Die ungarischen Beherbergungsbetriebe starten mit einer deutlich höheren Vorausbuchungsquote in die Sommersaison 2026 als im Vorjahr. Landesweit liegen die Vorbuchungen für die Sommermonate um nahezu 32 Prozent höher als zur gleichen Zeit des Jahres 2025. Besonders stark ist das Wachstum in Budapest, wo die Zahl der Sommerbuchungen um 65,5 Prozent gestiegen ist. In den Regionen außerhalb der Hauptstadt wurde ein Anstieg von 13,3 Prozent verzeichnet. Experten sehen darin ein Zeichen dafür, dass Reisende ihre Sommerurlaube zunehmend früher und bewusster planen. Gleichzeitig spielen kurzfristige Buchungen weiterhin eine wichtige Rolle. Die aktuellen Zahlen lassen auf eine der erfolgreichsten Sommersaisonen des ungarischen Tourismus der vergangenen Jahre hoffen.

Die Nationale Handels- und Verbraucherschutzbehörde Ungarns wird auch in diesem Jahr verstärkt die Einhaltung der Fluggastrechte kontrollieren. Im Mittelpunkt stehen Flugverspätungen, Flugausfälle sowie die Verpflichtung der Fluggesellschaften zur Entschädigung ihrer Passagiere. Aufgrund der Kontrollen im vergangenen Jahr wurden Bußgelder in Höhe von 91 Millionen Forint verhängt und Entschädigungen von mehr als 15 Millionen Forint für betroffene Reisende durchgesetzt. Die Behörde führt außerdem Testkäufe durch und überprüft die Informationen auf den Internetseiten der Fluggesellschaften. Bei Flugausfällen oder Verspätungen von mehr als drei Stunden können Passagiere je nach Flugstrecke Anspruch auf Entschädigungen zwischen 250 und 600 Euro haben.

Ab dem 1. Juli 2026 werden die Parkautomaten in Budapest vollständig abgeschafft. Parkgebühren können dann ausschließlich über digitale Zahlungsmöglichkeiten beglichen werden.
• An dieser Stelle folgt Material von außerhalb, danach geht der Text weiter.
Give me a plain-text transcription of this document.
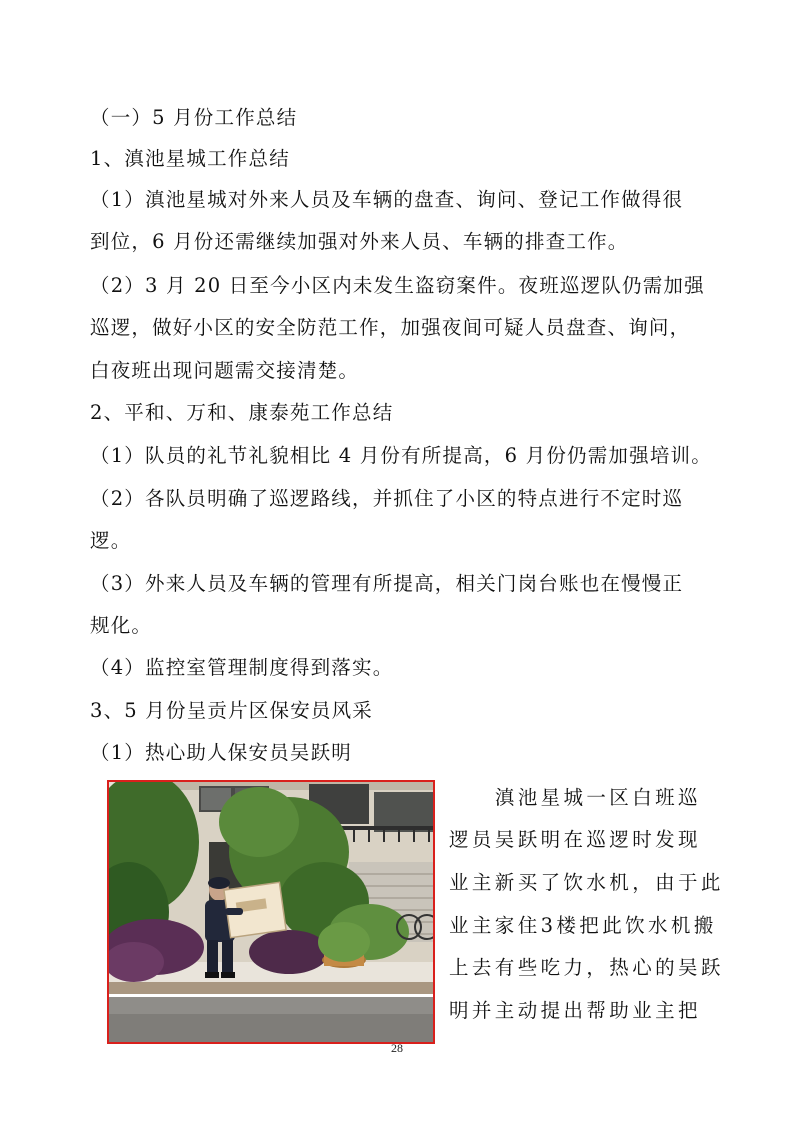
（一）5 月份工作总结
1、滇池星城工作总结
（1）滇池星城对外来人员及车辆的盘查、询问、登记工作做得很
到位，6 月份还需继续加强对外来人员、车辆的排查工作。
（2）3 月 20 日至今小区内未发生盗窃案件。夜班巡逻队仍需加强
巡逻，做好小区的安全防范工作，加强夜间可疑人员盘查、询问，
白夜班出现问题需交接清楚。
2、平和、万和、康泰苑工作总结
（1）队员的礼节礼貌相比 4 月份有所提高，6 月份仍需加强培训。
（2）各队员明确了巡逻路线，并抓住了小区的特点进行不定时巡
逻。
（3）外来人员及车辆的管理有所提高，相关门岗台账也在慢慢正
规化。
（4）监控室管理制度得到落实。
3、5 月份呈贡片区保安员风采
（1）热心助人保安员吴跃明
　　滇池星城一区白班巡
逻员吴跃明在巡逻时发现
业主新买了饮水机，由于此
业主家住3楼把此饮水机搬
上去有些吃力，热心的吴跃
明并主动提出帮助业主把
28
Die Hauptstadt hatte bereits 2024 beschlossen, die Automaten schrittweise aus dem Stadtbild zu entfernen, da deren Betrieb in vielen Fällen höhere Kosten verursachte als die erzielten Einnahmen. Gleichzeitig mit der Umstellung werden auch die Parkgebühren erhöht. Die meisten Autofahrer nutzen bereits heute mobile Bezahlmöglichkeiten, sodass die Umstellung für viele keine große Veränderung darstellt. Ziel der Maßnahme ist die Vereinfachung des Systems und die Senkung der Betriebskosten.

Am Mittwoch wird zunächst noch hochsommerliches Wetter mit Temperaturen zwischen 30 und 35 Grad Celsius erwartet. Am späten Nachmittag erreicht jedoch eine Kaltfront das Land, die Schauer, Gewitter und kräftigen Nordwind mit sich bringen kann. Am Donnerstag kühlt die Luft deutlich ab. Bei viel Sonnenschein werden dann nur noch Höchstwerte zwischen 22 und 27 Grad Celsius erreicht.

Der durchschnittliche Wechselkurs liegt derzeit bei etwa 355 Forint pro Euro (Mittelkurs).